Gel gelelim Büyük İskender Zülkarnen değildir diyen alimlerin delillerine. Diyorlar ki; ''Büyük İskender şarap içen, zina yapan, hatta lutilik yapan bir karakterdir.'' Az daha zorlasanız: ''başında sarık yok, sakalı yok'' diyecekler. Bunu derken Kuran şeriatine göre 2500 yıl önce yaşamış bir adam hakkında hüküm çıkartıyorlar. Böyle saçmalık mı olur. O halde bu metoda göre en büyük zinâkar Adem ve Havva'nın çocukları olması gerekir. Zira öz kardeşleri ile evlenmiş çocuklar yapmışlardır. Ulen aptal herif, şeriatle tarih mi okunur dangalak. Şeriatperestliğin bizi getirdiği noktaları görüyor musunuz? Onun için din(şeriat) ve bilim birbirinden ayrıdır ve kendi sahalarında kalmak zorundadır. Dinden ilham alırsın, yani kainatı okumanın ahlak kurallarını, ip uçlarını alırsın. Lakin tersini yapamazsın.. Mesela dinden aldığın ahlakla, insanlar üzerinde deney yapmazsın. Fakat yer çekimi formülünü Kuran'da arayıp bulacağım diye vakit harcanmaz. Ya da Kuran'da bu förmül yok diye de inkar edemezsin. Mesela haşa Kuran'ı attığın zaman yere düşüyor. Demek ki kendisi dahi bu formülün içindedir. A dost başını kaldır da nüshanın dışına bir bak. Önünde koskoca bir kainat fetheldimeyi bekler durur.
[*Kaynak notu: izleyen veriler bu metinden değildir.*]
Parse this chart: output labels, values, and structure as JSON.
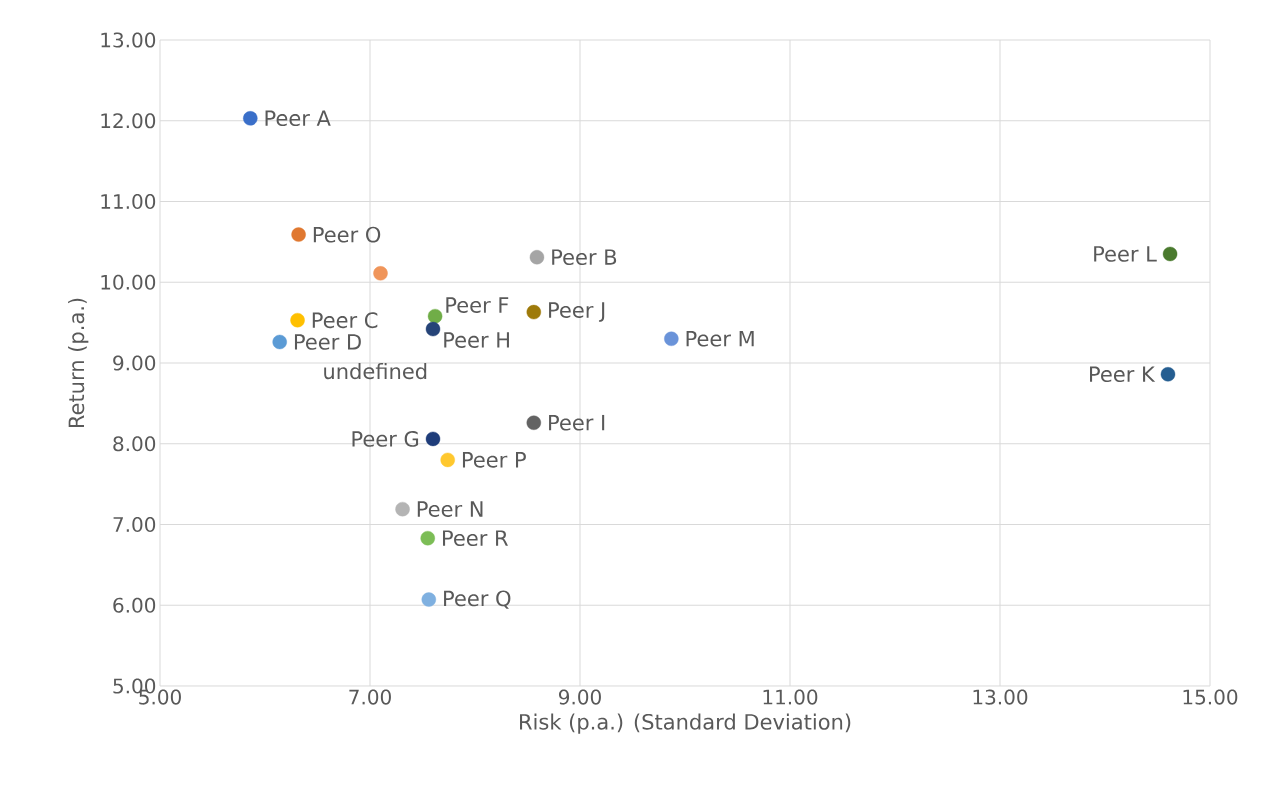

Nedensellik çok önemlidir. Bu terk edildiği anda iflas ve çürüme başlar. İmam-ı Gazali'yi çok sever sayarım ama ümmete attığı ''nedensellik'' kazığı yüzünden hala kı..mızı doğrultamıyoruz. Diyor ki; ''akıl Allah'ı bulmak için vardır. Bulduktan sonra artık kullanmaya lüzum yoktur''. Müthiş bir kazıktır bu. Böyle bir şey olabilir mi ya hu?
Hey yavrum hey, her gelen bir kazık çakmış gitmiş bu ümmete.